Anatomy of a defense
There are some common traits that most defenses share though.
- There is a trigger. They
don’t come out of nowhere(even though they sometimes feel like it), and they aren’t all that mysterious. The triggers vary, but there is almost always something that causes us to throw up the defenses.
- They keep us safe. These defenses are custom-tailored to keep us from questioning whatever the topic is.
- They shut other people out. Defenses shut down conversations, build aggravation for all parties, and prevent collaboration.
- They usually leave us in a bad mood. We are left going over the conversation again and again. Or we sit and think of all the things that we should have said
atthe moment. OF we judge the other person as less than because they triggered our defenses.
- Other people don’t know where our defenses are. They can’t read your mind (and sometimes you don’t even know where these defenses are), so people often stumble into our sensitive topics and trip the defense measures.
Why is it worth taking the defenses down?
When we think about lowering defenses we often think of being open to attack. The very word ‘defenseless’ implies a sense of helplessness, a lack of control, and being at the mercy of those with more power.
We get scared when we think about taking down the defenses. So why is it worth doing?
- It’s only scary until you get better at it. It’s scary because it’s different than what you’ve tried before and because it means change. Being scared stops when you start to see how much you learn when you aren’t crouched behind the defenses.
- Besides learning a LOT more, you will connect more effectively with anyone who you take the defenses down around. Think about it, if you walk into a room and there are two people – one who is withdrawn and looks at you like you are a danger, and the other who is warm and inviting; which one do you want to talk to? Even though we don’t like to believe it, we all know deep down that people can sense when we are defensive. This is because we can sense when THEY are. So when you aren’t putting defensive vibes out, people want to connect with you more readily.
- Growth is the biggest reason to try taking them down. You might have to give up being ‘right’ some of the time, but when you can do this effectively then you can choose the best action instead of the existing action.
- Learning and growth lead naturally to an increase in self-confidence. You will automatically become surer of yourself which creates a positive feedback loop leading you to even greater accomplishments.
How do you do it?
Great, so you see the reasons for putting down the defenses, even if only for a short while. Now, how do you do it?
The first step is to recognize when the defenses come up. This won’t happen overnight, but you can start building the mindfulness muscle right now. Notice what you are holding onto, what makes you feel stressed, what gives you a headache, what do you dread? All of these are places to pay LOTS of attention and see where and when you defenses show up.

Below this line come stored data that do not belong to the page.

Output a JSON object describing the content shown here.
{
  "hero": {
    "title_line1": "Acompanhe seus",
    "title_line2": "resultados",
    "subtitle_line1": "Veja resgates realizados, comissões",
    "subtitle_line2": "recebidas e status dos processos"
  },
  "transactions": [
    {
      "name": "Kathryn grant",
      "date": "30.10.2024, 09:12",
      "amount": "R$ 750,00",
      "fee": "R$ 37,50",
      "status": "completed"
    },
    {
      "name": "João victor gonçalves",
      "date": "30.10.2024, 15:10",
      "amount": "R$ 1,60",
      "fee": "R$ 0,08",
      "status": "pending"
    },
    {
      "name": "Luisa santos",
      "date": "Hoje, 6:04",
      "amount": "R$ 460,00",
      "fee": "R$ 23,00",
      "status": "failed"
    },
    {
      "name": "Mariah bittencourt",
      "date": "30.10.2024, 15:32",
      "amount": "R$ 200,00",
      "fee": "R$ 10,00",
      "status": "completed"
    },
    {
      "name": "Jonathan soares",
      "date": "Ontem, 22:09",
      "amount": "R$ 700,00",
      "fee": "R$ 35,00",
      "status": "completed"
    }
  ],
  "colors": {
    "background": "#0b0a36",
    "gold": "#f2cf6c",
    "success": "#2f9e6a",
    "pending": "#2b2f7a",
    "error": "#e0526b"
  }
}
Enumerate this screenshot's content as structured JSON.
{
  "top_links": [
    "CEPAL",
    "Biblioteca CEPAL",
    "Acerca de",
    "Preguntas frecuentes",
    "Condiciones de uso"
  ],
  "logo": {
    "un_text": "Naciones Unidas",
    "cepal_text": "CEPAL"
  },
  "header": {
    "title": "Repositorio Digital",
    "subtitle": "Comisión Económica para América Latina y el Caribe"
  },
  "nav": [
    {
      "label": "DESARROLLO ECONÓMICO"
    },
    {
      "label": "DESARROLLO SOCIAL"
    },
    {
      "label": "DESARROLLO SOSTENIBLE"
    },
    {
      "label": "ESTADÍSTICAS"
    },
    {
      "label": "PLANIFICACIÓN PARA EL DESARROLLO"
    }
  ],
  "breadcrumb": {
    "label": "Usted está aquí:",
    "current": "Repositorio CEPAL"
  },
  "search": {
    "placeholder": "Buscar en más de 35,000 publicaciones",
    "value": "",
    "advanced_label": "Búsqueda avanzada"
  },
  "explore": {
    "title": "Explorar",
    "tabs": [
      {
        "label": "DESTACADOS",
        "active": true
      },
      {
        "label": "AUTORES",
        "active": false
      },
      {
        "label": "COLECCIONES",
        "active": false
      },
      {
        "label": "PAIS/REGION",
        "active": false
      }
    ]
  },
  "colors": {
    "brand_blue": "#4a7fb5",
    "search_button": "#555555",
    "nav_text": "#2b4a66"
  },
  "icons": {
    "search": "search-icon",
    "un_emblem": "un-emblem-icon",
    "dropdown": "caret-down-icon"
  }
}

Own that it is defensiveness. Don’t try to call it something else. When you recognize it just go ahead and own it. In conversations I’ve literally stopped and told the other person “Hold on, I feel myself getting defensive about this. Let me see if I can put that on hold for a moment.” This is great because it automatically helps the other person be mindful with you.
Challenge if you want to stay defensive. Maybe you do, maybe you don’t, whichever it is – make sure that it is intentional. Take just a moment to ask yourself “Is this worth being defensive about?”. Sometimes the answer will be yes. Most of the time the answer will be no.
Choose a different way. Ask a question that helps you understand the situation better. Get the other person’s point of view. Write down what you are defensive about and why before continuing on.
Be powerful in your choice. Soon you will recognize that taking down the defenses actually makes you more in control. It gives you options that wouldn’t have been available to you before. You can still choose to be defensive after all the options are on the table, but you won’t have to. This means that you can decide which option gives YOU the best outcome. That’s a win.
So where are your defenses? What would you gain by pulling them down for a day, a week, a year?